Sure. There are some bad side effects, but nothing what I expected.
- I have to pee all the time. Part of this is probably because I am drinking 2 liters or more of water a day. Part of it is also my body trying to process out the drug.
- If I don’t drink enough water, I get a headache at night. This has happened twice, both times I did not drink quite as much water as the other days. The headache went away when I drank more water.

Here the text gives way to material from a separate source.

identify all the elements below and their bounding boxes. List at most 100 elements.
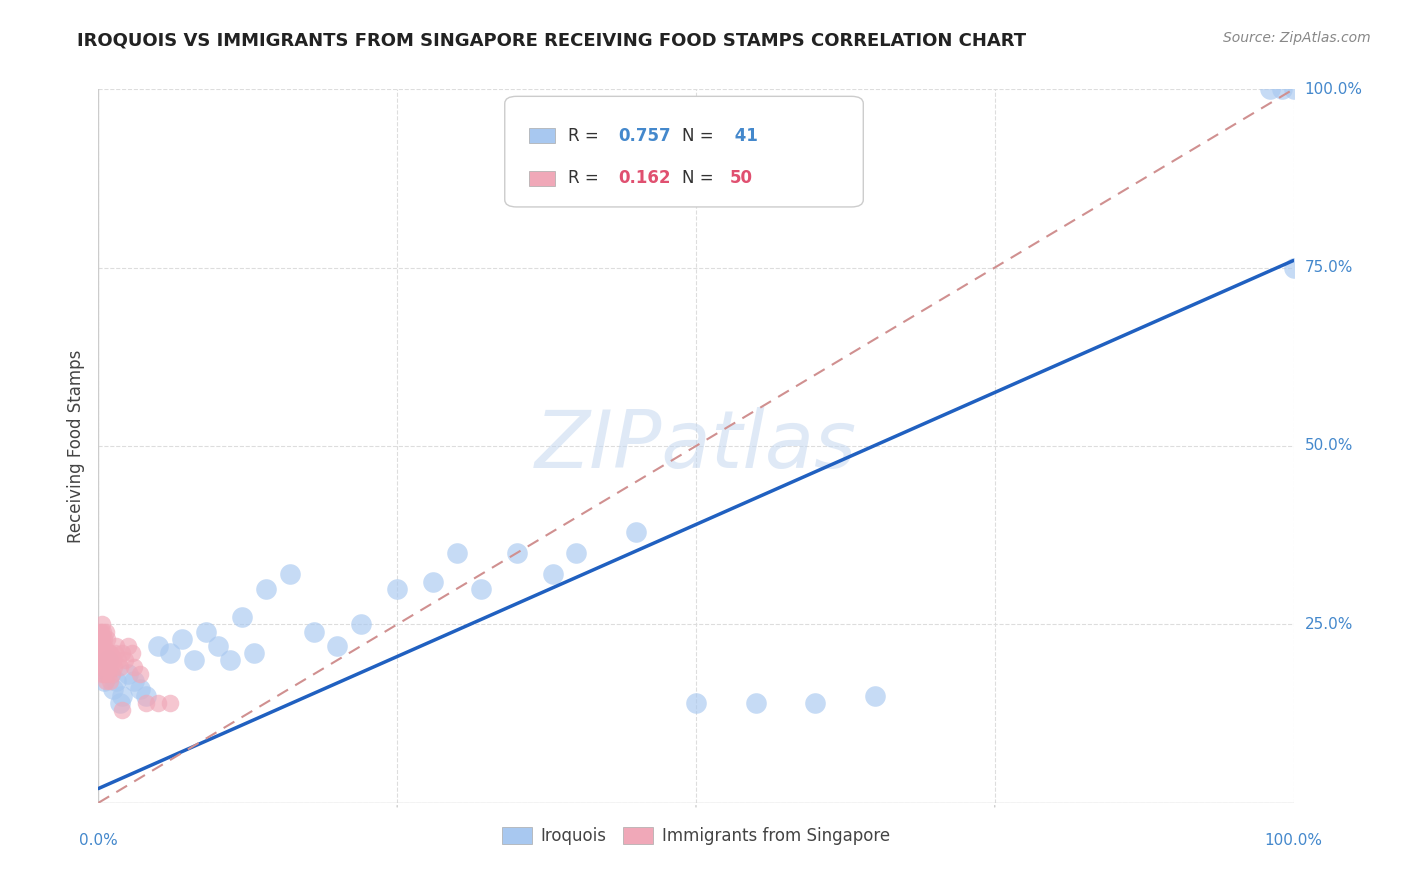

- I’ve had a couple of intense rushes that felt overwhelming. About an hour or two after I take my morning pill, there was a sensation like coming up on ecstasy, where I thought I might puke and my body was buzzing. But it passed both times, and I think my body is adjusting to the meds so it is less intense now.
Where do I go from here?
My friend pointed out that meds are just a band aid and I should take this time to process my actual depression. I have a feeling that I might be one of the ones who has endogenous depression as opposed to depression caused by environmental factors. But there are definitely factors that are making it worse- and I do need to take the time to face those issues and do what I can to fix them. I’ve started some hard discussions with Nikola, and I feel like that is a step in the right direction. A friend also introduced me to tantra and I think that may be something for me to focus on right now.
As far as the meds, I have a check-in after 20 days. Then we will make a plan for what will help- how long I should be on the meds, what I should do while on them, and whether I will need therapy.
Right now, though? I am feeling very optimistic.